While my new next door neighbours were fetching their various garden furniture I spotted a bird table with a high roof, just ideal for holding a miniature video camera. I asked them where it came from, hoping I could buy one. To my amazement I was given theirs. It had been made for them but they already have several others. Once the weather warmed up a tad I gave it a couple of coats of wood preservative and erected it last weekend:
It was just in time. When I dismantled the old one it just fell into many rotten pieces. The birds are slowly getting used to the new one so I should have some photos of its visitors soon.
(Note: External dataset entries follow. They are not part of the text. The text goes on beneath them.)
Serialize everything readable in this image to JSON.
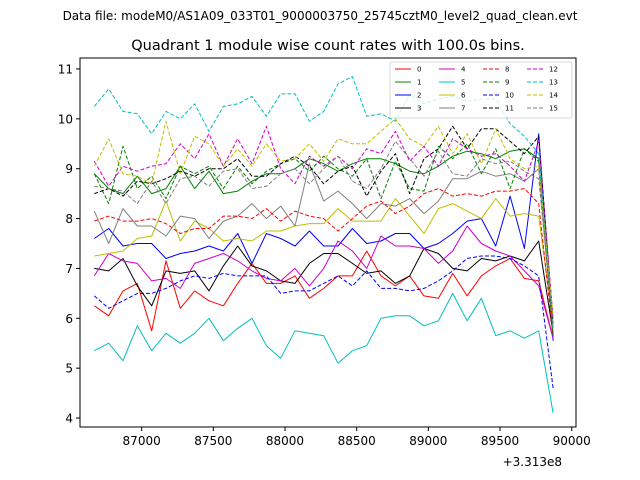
{
  "chart_data": {
    "type": "line",
    "subtitle": "Data file: modeM0/AS1A09_033T01_9000003750_25745cztM0_level2_quad_clean.evt",
    "title": "Quadrant 1 module wise count rates with 100.0s bins.",
    "xlabel": "",
    "ylabel": "",
    "x_offset_label": "+3.313e8",
    "xlim": [
      86570,
      90030
    ],
    "ylim": [
      3.82,
      11.22
    ],
    "x_ticks": [
      87000,
      87500,
      88000,
      88500,
      89000,
      89500,
      90000
    ],
    "x_tick_labels": [
      "87000",
      "87500",
      "88000",
      "88500",
      "89000",
      "89500",
      "90000"
    ],
    "y_ticks": [
      4,
      5,
      6,
      7,
      8,
      9,
      10,
      11
    ],
    "y_tick_labels": [
      "4",
      "5",
      "6",
      "7",
      "8",
      "9",
      "10",
      "11"
    ],
    "legend_position": "top-right",
    "x": [
      86670,
      86770,
      86870,
      86970,
      87070,
      87170,
      87270,
      87370,
      87470,
      87570,
      87670,
      87770,
      87870,
      87970,
      88070,
      88170,
      88270,
      88370,
      88470,
      88570,
      88670,
      88770,
      88870,
      88970,
      89070,
      89170,
      89270,
      89370,
      89470,
      89570,
      89670,
      89770,
      89870
    ],
    "series": [
      {
        "name": "0",
        "color": "#ff0000",
        "dash": "solid",
        "values": [
          6.25,
          6.05,
          6.55,
          6.7,
          5.75,
          7.15,
          6.2,
          6.55,
          6.35,
          6.25,
          6.7,
          7.1,
          6.7,
          6.7,
          6.85,
          6.4,
          6.6,
          6.85,
          6.85,
          7.35,
          6.85,
          6.65,
          6.85,
          6.45,
          6.4,
          6.9,
          6.45,
          6.85,
          7.05,
          7.2,
          6.8,
          6.75,
          5.6
        ]
      },
      {
        "name": "1",
        "color": "#008000",
        "dash": "solid",
        "values": [
          8.9,
          8.6,
          8.5,
          8.85,
          8.5,
          8.6,
          9.05,
          8.6,
          8.95,
          8.5,
          8.55,
          8.75,
          8.9,
          8.9,
          9.0,
          9.2,
          9.1,
          8.95,
          9.1,
          9.2,
          9.2,
          9.1,
          8.95,
          8.9,
          9.05,
          9.25,
          9.35,
          9.3,
          9.2,
          9.35,
          9.4,
          9.2,
          5.6
        ]
      },
      {
        "name": "2",
        "color": "#0000ff",
        "dash": "solid",
        "values": [
          7.6,
          7.8,
          7.45,
          7.5,
          7.5,
          7.2,
          7.3,
          7.35,
          7.45,
          7.35,
          7.7,
          7.1,
          7.7,
          7.6,
          7.45,
          7.75,
          7.45,
          7.45,
          7.8,
          7.5,
          7.55,
          7.7,
          7.7,
          7.4,
          7.5,
          7.7,
          7.95,
          8.0,
          7.45,
          8.45,
          7.4,
          9.7,
          5.55
        ]
      },
      {
        "name": "3",
        "color": "#000000",
        "dash": "solid",
        "values": [
          7.0,
          6.95,
          7.2,
          6.65,
          6.25,
          6.95,
          6.9,
          6.95,
          6.55,
          7.05,
          7.45,
          7.05,
          6.95,
          6.75,
          6.7,
          7.1,
          7.3,
          7.3,
          7.1,
          6.9,
          6.95,
          6.7,
          6.85,
          7.4,
          7.3,
          7.0,
          6.95,
          7.2,
          7.15,
          7.25,
          7.15,
          7.55,
          5.7
        ]
      },
      {
        "name": "4",
        "color": "#cc00cc",
        "dash": "solid",
        "values": [
          6.85,
          7.3,
          7.15,
          7.1,
          6.75,
          6.8,
          6.6,
          7.1,
          7.2,
          7.3,
          7.15,
          6.95,
          6.8,
          6.75,
          7.0,
          6.65,
          7.0,
          7.55,
          7.35,
          7.0,
          7.65,
          7.45,
          7.45,
          7.4,
          7.1,
          7.35,
          7.85,
          7.5,
          7.35,
          7.25,
          6.95,
          6.65,
          5.6
        ]
      },
      {
        "name": "5",
        "color": "#00bfbf",
        "dash": "solid",
        "values": [
          5.35,
          5.5,
          5.15,
          5.85,
          5.35,
          5.7,
          5.5,
          5.7,
          6.0,
          5.55,
          5.8,
          6.0,
          5.45,
          5.2,
          5.75,
          5.7,
          5.65,
          5.1,
          5.35,
          5.45,
          6.0,
          6.05,
          6.05,
          5.85,
          5.95,
          6.5,
          5.95,
          6.4,
          5.65,
          5.75,
          5.6,
          5.75,
          4.1
        ]
      },
      {
        "name": "6",
        "color": "#bfbf00",
        "dash": "solid",
        "values": [
          7.25,
          7.3,
          7.35,
          7.6,
          7.65,
          8.35,
          7.55,
          7.95,
          7.8,
          7.55,
          7.6,
          7.55,
          7.75,
          7.75,
          7.85,
          7.9,
          7.9,
          8.2,
          7.95,
          7.95,
          7.95,
          8.4,
          8.05,
          7.7,
          8.2,
          8.3,
          8.15,
          8.0,
          8.4,
          8.05,
          8.1,
          8.05,
          5.9
        ]
      },
      {
        "name": "7",
        "color": "#808080",
        "dash": "solid",
        "values": [
          8.15,
          7.5,
          8.2,
          7.85,
          7.85,
          7.65,
          8.05,
          8.0,
          7.6,
          7.95,
          8.05,
          8.3,
          8.0,
          8.25,
          7.85,
          9.1,
          8.35,
          8.55,
          8.3,
          8.0,
          8.3,
          8.25,
          8.4,
          8.1,
          8.35,
          8.8,
          8.8,
          8.95,
          8.85,
          8.9,
          8.75,
          9.0,
          5.65
        ]
      },
      {
        "name": "8",
        "color": "#ff0000",
        "dash": "dashed",
        "values": [
          7.95,
          8.05,
          7.95,
          7.95,
          8.0,
          7.9,
          7.7,
          7.8,
          7.8,
          8.05,
          8.05,
          8.0,
          8.2,
          7.95,
          8.15,
          8.05,
          8.0,
          7.75,
          8.0,
          8.25,
          8.35,
          8.1,
          8.25,
          8.5,
          8.6,
          8.45,
          8.5,
          8.45,
          8.55,
          8.55,
          8.6,
          8.3,
          5.65
        ]
      },
      {
        "name": "9",
        "color": "#008000",
        "dash": "dashed",
        "values": [
          8.9,
          8.3,
          9.45,
          8.6,
          8.85,
          8.4,
          9.05,
          8.9,
          9.05,
          8.6,
          9.05,
          8.7,
          8.95,
          9.1,
          9.2,
          8.95,
          9.25,
          9.0,
          8.85,
          9.2,
          8.4,
          9.15,
          8.6,
          8.55,
          9.45,
          9.2,
          9.5,
          8.9,
          9.4,
          8.6,
          9.4,
          9.15,
          5.65
        ]
      },
      {
        "name": "10",
        "color": "#0000ff",
        "dash": "dashed",
        "values": [
          6.45,
          6.2,
          6.35,
          6.5,
          6.5,
          6.6,
          6.75,
          6.85,
          6.8,
          6.9,
          6.85,
          6.85,
          6.85,
          6.5,
          6.55,
          6.55,
          6.7,
          6.85,
          6.65,
          6.95,
          6.6,
          6.6,
          6.55,
          6.6,
          6.75,
          6.95,
          7.2,
          7.25,
          7.25,
          7.2,
          7.05,
          6.85,
          4.6
        ]
      },
      {
        "name": "11",
        "color": "#000000",
        "dash": "dashed",
        "values": [
          8.5,
          8.6,
          8.45,
          8.75,
          8.7,
          8.8,
          8.95,
          8.85,
          9.0,
          9.0,
          9.2,
          8.85,
          8.85,
          9.1,
          9.25,
          9.05,
          8.7,
          8.95,
          9.05,
          8.45,
          8.95,
          9.3,
          8.5,
          9.2,
          9.4,
          9.85,
          9.4,
          9.8,
          9.8,
          9.55,
          9.3,
          9.65,
          5.9
        ]
      },
      {
        "name": "12",
        "color": "#cc00cc",
        "dash": "dashed",
        "values": [
          9.15,
          8.65,
          9.05,
          8.95,
          9.05,
          9.1,
          9.5,
          9.2,
          9.7,
          9.05,
          9.6,
          9.1,
          9.85,
          9.0,
          8.7,
          9.25,
          9.05,
          9.25,
          9.0,
          9.4,
          9.3,
          9.75,
          9.15,
          9.45,
          9.05,
          9.6,
          9.4,
          9.25,
          9.3,
          9.05,
          8.75,
          9.55,
          6.0
        ]
      },
      {
        "name": "13",
        "color": "#00bfbf",
        "dash": "dashed",
        "values": [
          10.25,
          10.6,
          10.15,
          10.1,
          9.7,
          10.15,
          10.0,
          10.3,
          9.75,
          10.25,
          10.3,
          10.45,
          10.05,
          10.5,
          10.5,
          9.95,
          10.15,
          10.7,
          10.85,
          10.05,
          10.1,
          9.95,
          10.5,
          10.3,
          10.4,
          10.45,
          10.35,
          10.4,
          10.4,
          9.9,
          9.65,
          9.3,
          5.8
        ]
      },
      {
        "name": "14",
        "color": "#bfbf00",
        "dash": "dashed",
        "values": [
          9.05,
          9.6,
          8.9,
          8.85,
          8.7,
          9.95,
          8.9,
          9.65,
          9.5,
          9.05,
          9.4,
          9.05,
          9.5,
          9.15,
          9.2,
          9.5,
          9.15,
          9.6,
          9.5,
          9.5,
          9.75,
          10.0,
          9.6,
          9.45,
          9.85,
          9.3,
          9.7,
          9.1,
          9.8,
          9.2,
          9.0,
          9.05,
          6.05
        ]
      },
      {
        "name": "15",
        "color": "#808080",
        "dash": "dashed",
        "values": [
          8.65,
          8.6,
          8.55,
          8.3,
          8.75,
          8.3,
          8.8,
          8.85,
          8.65,
          8.95,
          9.0,
          8.6,
          8.65,
          8.9,
          9.0,
          8.7,
          9.0,
          9.25,
          8.75,
          8.6,
          9.0,
          9.55,
          9.2,
          8.85,
          9.35,
          8.9,
          8.85,
          9.2,
          9.1,
          9.15,
          8.95,
          8.8,
          5.85
        ]
      }
    ]
  }
}
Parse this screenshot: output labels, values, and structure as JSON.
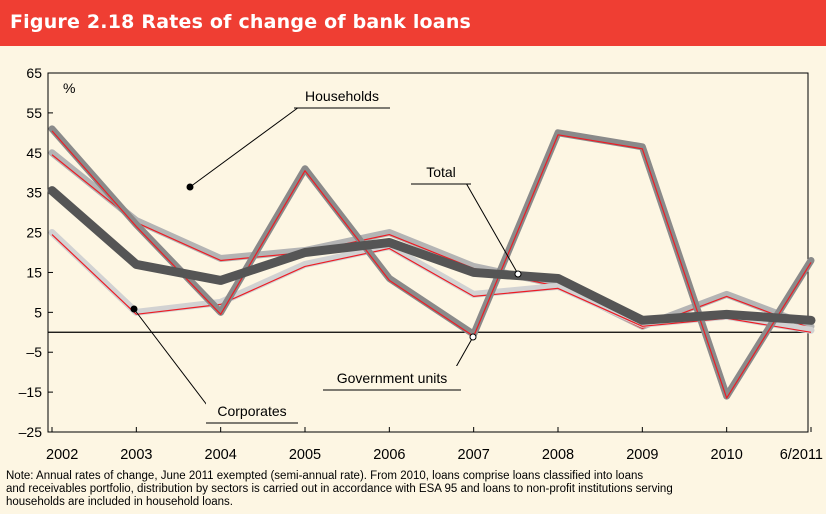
{
  "header": {
    "title": "Figure 2.18 Rates of change of bank loans",
    "background_color": "#ef3e33",
    "title_color": "#ffffff"
  },
  "chart_data": {
    "type": "line",
    "ylabel": "%",
    "ylim": [
      -25,
      65
    ],
    "yticks": [
      65,
      55,
      45,
      35,
      25,
      15,
      5,
      -5,
      -15,
      -25
    ],
    "ytick_labels": [
      "65",
      "55",
      "45",
      "35",
      "25",
      "15",
      "5",
      "–5",
      "–15",
      "–25"
    ],
    "categories": [
      "2002",
      "2003",
      "2004",
      "2005",
      "2006",
      "2007",
      "2008",
      "2009",
      "2010",
      "6/2011"
    ],
    "series": [
      {
        "name": "Households",
        "values": [
          45,
          28,
          18.5,
          20.5,
          25,
          16.5,
          12,
          1.5,
          9.5,
          1.5
        ],
        "color": "#b4b4b4",
        "highlight": "#ed1c24",
        "width": 7
      },
      {
        "name": "Corporates",
        "values": [
          25,
          5,
          7.5,
          17,
          21.5,
          9.5,
          11.5,
          2,
          4,
          0.5
        ],
        "color": "#d2d2d2",
        "highlight": "#ed1c24",
        "width": 7
      },
      {
        "name": "Government units",
        "values": [
          51,
          27,
          5,
          41,
          13.5,
          -0.5,
          50,
          46.5,
          -16,
          18
        ],
        "color": "#8a8a8a",
        "highlight": "#ed1c24",
        "width": 7
      },
      {
        "name": "Total",
        "values": [
          35.5,
          17,
          13,
          20,
          22.5,
          15,
          13.5,
          3,
          4.5,
          3
        ],
        "color": "#555555",
        "highlight": null,
        "width": 9
      }
    ],
    "annotations": [
      {
        "text": "Households",
        "series": "Households"
      },
      {
        "text": "Total",
        "series": "Total"
      },
      {
        "text": "Government units",
        "series": "Government units"
      },
      {
        "text": "Corporates",
        "series": "Corporates"
      }
    ],
    "zero_line": true,
    "grid": false,
    "legend": "none"
  },
  "note": {
    "lines": [
      "Note: Annual rates of change, June 2011 exempted (semi-annual rate). From 2010, loans comprise loans classified into loans",
      "and receivables portfolio, distribution by sectors is carried out in accordance with ESA 95 and loans to non-profit institutions serving",
      "households are included in household loans."
    ]
  }
}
When I get fed up standing in the kitchen waiting for birds to arrive I can watch the video feed. The still camera in the kitchen is fitted with a wireless shutter control so when I see a bird arrive I can operate the camera remotely from the living room. That way I might catch the rarer or shy visitors which don't come if they can see activity through the kitchen window.
I have been adding to my small collection of orchids now I have found which seem to be happy in the conditions I can provide. Recently received was another Phalaenopsis orchid.
Unfortunately part of the flower stem broke in transit:
There is just one bloom left on the plant but it may produce some more as there are 'buds' along the spike which sometimes produce new flowers.
Also I have received a miniature Cymbidium which is in flower:
My original collection of Cymbidiums haven't flowered for about three years. Last Spring I split and repotted them. They are all showing new growths and one has rewarded me with a flower spike which will take several weeks before it is ready to show its flowers:
To finish off here is last week's weird photo alongside the original:
As well as distorting the photo to make a 'tiny planet' I added some atmospheric clouds.
It was in July last year when I wrote about the covers being erected over the village church roof as extensive repairs were about to begin. This morning I see they are finally being removed and the tons of scaffolding being dismantled:
That reminded me it was about time I had a look in the churchyard to see whether the Snowdrops and Winter Aconite had survived all the activity:
No problems there. In fact the Winter Aconite is looking better than it has for several years.
Sometimes bird seed gets under the seed tray on the bird table.
No problem for the Grey Squirrel:
As the daylight lengthens there are gradually more and more voices added to the dawn chorus. Yesterday it was a Song Thrush drowning out the chatter from the House Sparrows. This morning a Mistle Thrush could be heard in the distance.